Jack of all trades, Master of Architecture
Contributor
Masters
SHAYARI DE SILVA (M.Arch ‘16)
I didn’t sign up for grad school to become a master. In fact, at the time I applied, a master’s degree in architecture seemed to me like the surest path to a continued jack of all trades tertiary education following a liberal arts undergraduate degree. Lately, with a deluge of emails about caps and gowns, job interviews, and printing portfolios reminding me that I will (hopefully) be graduating with a Master’s of Architecture imminently, I have been thinking about that term. It turns out, at least by the dictionary definition, that having a Master’s of Architecture degree technically makes you a Master of Architecture. Surely, there must be some discrepancy between the recognition granted on institutional grounds and the acknowledgement of actually being a master? And what does it even mean to try to master architecture?
Between the OED and the trusty etymonline.com, I gather that the word master as a noun could mean ‘a person who has dominance or control over something’ and ‘a skilled practitioner of a particular art or activity,’ while as verb, the meaning takes on a more problematic turn, suggesting ‘acquiring complete knowledge or skill’ and ‘gaining control of, overcoming.’ The word primarily came into use in the twelfth century with evolving meanings until 1904 (such as the ‘master copy,’ the original version of a recording), but essentially the word master had its heyday in the Middle Ages. Almost a millennium later, is this an outmoded term for defining an educational qualification? Do we really believe that acquiring complete knowledge on a subject is a possible, or even fruitful, exercise, given the pace of shifts in epistemology today? Three years of graduate school have only strengthened my conviction that Architecture is necessarily an ever-dynamic discipline, and it is this attribute that beguiles so many of us in our Sisyphean attempts to study it. Mastering, as an action, does not seem to be within the realm of possibility for Architecture, given that the discipline is in itself ever-changing.

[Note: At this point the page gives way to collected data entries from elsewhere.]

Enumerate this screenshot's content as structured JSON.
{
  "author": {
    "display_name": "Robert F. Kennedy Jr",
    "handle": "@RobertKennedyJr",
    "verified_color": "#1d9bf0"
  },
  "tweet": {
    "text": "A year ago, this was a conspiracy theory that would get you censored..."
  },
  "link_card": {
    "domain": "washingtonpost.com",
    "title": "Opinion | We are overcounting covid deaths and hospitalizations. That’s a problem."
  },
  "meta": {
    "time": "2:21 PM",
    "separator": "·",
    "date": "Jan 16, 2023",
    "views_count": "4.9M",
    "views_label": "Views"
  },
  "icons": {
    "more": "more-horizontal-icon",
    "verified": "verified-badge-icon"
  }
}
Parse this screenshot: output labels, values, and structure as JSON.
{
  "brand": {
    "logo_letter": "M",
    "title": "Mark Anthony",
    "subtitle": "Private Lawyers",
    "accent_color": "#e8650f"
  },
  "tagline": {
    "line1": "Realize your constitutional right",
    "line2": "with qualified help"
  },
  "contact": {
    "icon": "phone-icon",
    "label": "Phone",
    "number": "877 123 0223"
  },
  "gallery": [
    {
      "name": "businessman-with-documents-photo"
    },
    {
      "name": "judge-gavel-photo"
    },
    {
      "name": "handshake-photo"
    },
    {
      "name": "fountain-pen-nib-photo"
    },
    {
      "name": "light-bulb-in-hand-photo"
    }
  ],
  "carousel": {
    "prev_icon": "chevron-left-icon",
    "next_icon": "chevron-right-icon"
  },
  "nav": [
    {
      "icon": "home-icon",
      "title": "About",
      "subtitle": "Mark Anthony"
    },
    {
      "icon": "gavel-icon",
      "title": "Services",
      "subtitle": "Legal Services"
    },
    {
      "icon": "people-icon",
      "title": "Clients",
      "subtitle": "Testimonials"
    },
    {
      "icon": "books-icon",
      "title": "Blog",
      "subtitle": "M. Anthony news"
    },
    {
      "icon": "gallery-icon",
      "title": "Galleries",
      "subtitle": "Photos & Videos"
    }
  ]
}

And what of being a master, in the sense of one who is publicly acknowledged as having control over the practice of architecture? Even though I don’t believe in the possibility of mastering architecture, I do think that curiously enough, there are those architects who we may all agree are masters. In the stunned aftermath of the news about Zaha’s passing, I kept hearing the phrase, ‘she was one of the truly great ones.’ Zaha, like the other great masters of architecture such as Bernini, Le Corbusier, or Gehry, in my mind, was a polymath who did many things, some better than others, but she is proof that this discipline is not only about buildings. Learning to be an architect, I think, is not only about being completely rehearsed in the art of making buildings, but rather about having a whole host of skills and interests that help us to design creatively. Over the last three years, it has become clearer than ever that a lateral approach to an architectural education comes at the cost of delving deep. Still, I look forward to accepting my Master’s of Architecture, even if it only means that I am a master of none.